ET: Your book is a clear effort to change people’s minds about nuclear power. What else needs to be done to have an open, honest debate about nuclear power?

GC: 1. More accurate media coverage. It’s getting better. But for a long time the press has been notoriously biased. In the effort to be “balanced” a newspaper story will give equal weight to the remarks of a nuclear scientist and to a political activist who is ignorant of even the basic facts about radiation or reactors. The reader is left with what may be fearmongering remarks that are without scientific basis and that obscure the accurate observations of the scientist. It’s important, given the controversy about nuclear power, to look to respectable, peerreviewed studies.

2. More outreach on the part of the technical community and more willingness on the part of the environmental community to look at the big picture and get past the myths about nuclear power. There’s an attitude of “Us versus Them” on both sides that’s highly unproductive.

I understand why the technocrats are huffy about the huge amount of misinformation out there about nuclear power – even in some of the more respectable media – and why they hate being misquoted and misunderstood and so have retreated to their labs. And I understand why the enviros like me and concerned mothers like me have been horrified by radiological accidents Chernobyl is the only significant one associated with nuclear power generation. But if the technocrats would make an effort to correct misinformation as it’s published and talk to their neighbors in a clear way, and if enviros would compare the risks and benefits of different energy sources and check out the science, and if both groups would take a look at the longterm and the big picture, and grasp the magnitude of the consequences of climate change and the cost to human health, to life in general, and to civilization, prejudices might shrink and there might be more real dialogue and problemsolving behavior.
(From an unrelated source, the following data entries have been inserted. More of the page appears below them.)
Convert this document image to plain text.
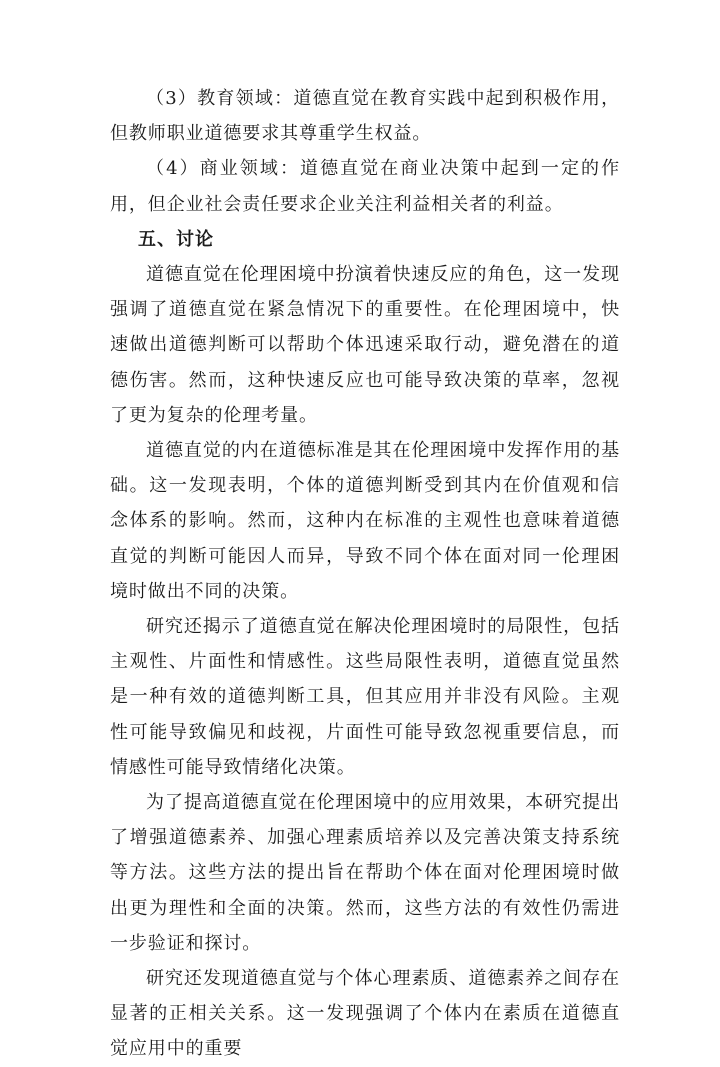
（3）教育领域：道德直觉在教育实践中起到积极作用，但教师职业道德要求其尊重学生权益。

（4）商业领域：道德直觉在商业决策中起到一定的作用，但企业社会责任要求企业关注利益相关者的利益。

五、讨论

道德直觉在伦理困境中扮演着快速反应的角色，这一发现强调了道德直觉在紧急情况下的重要性。在伦理困境中，快速做出道德判断可以帮助个体迅速采取行动，避免潜在的道德伤害。然而，这种快速反应也可能导致决策的草率，忽视了更为复杂的伦理考量。

道德直觉的内在道德标准是其在伦理困境中发挥作用的基础。这一发现表明，个体的道德判断受到其内在价值观和信念体系的影响。然而，这种内在标准的主观性也意味着道德直觉的判断可能因人而异，导致不同个体在面对同一伦理困境时做出不同的决策。

研究还揭示了道德直觉在解决伦理困境时的局限性，包括主观性、片面性和情感性。这些局限性表明，道德直觉虽然是一种有效的道德判断工具，但其应用并非没有风险。主观性可能导致偏见和歧视，片面性可能导致忽视重要信息，而情感性可能导致情绪化决策。

为了提高道德直觉在伦理困境中的应用效果，本研究提出了增强道德素养、加强心理素质培养以及完善决策支持系统等方法。这些方法的提出旨在帮助个体在面对伦理困境时做出更为理性和全面的决策。然而，这些方法的有效性仍需进一步验证和探讨。

研究还发现道德直觉与个体心理素质、道德素养之间存在显著的正相关关系。这一发现强调了个体内在素质在道德直觉应用中的重要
3. Better science education, starting in first grade and going through college. Jon D. Miller, director of the Center for Biomedical Communications at Northwestern University, is a political scientist who conducts research about public knowledge of science. He’s found that 1 in 5 Americans thinks that the sun revolves around the earth and that only 1 in 10 knows what radiation is. If school boards would become more supportive of real science, and if scientists would make a point of going to schools and Scout troops and science fairs, and encouraging kids to learn science, then eventually we would have a more informed public.

Brian Greene, the physicist who wrote The Elegant Universe, commented in a recent oped in The New York Times:

Science is a way of life. Science is a perspective. Science is the process that takes us from confusion to understanding in a manner that’s precise, predictive, and reliable – a transformation, for those lucky enough to experience it, that is empowering and emotional. To be able to think through and grasp explanations – for everything from why the sky is blue to how life formed on earth – not because they are declared dogma but rather because they reveal patterns confirmed by experiment and observation, is one of the most precious of human experiences.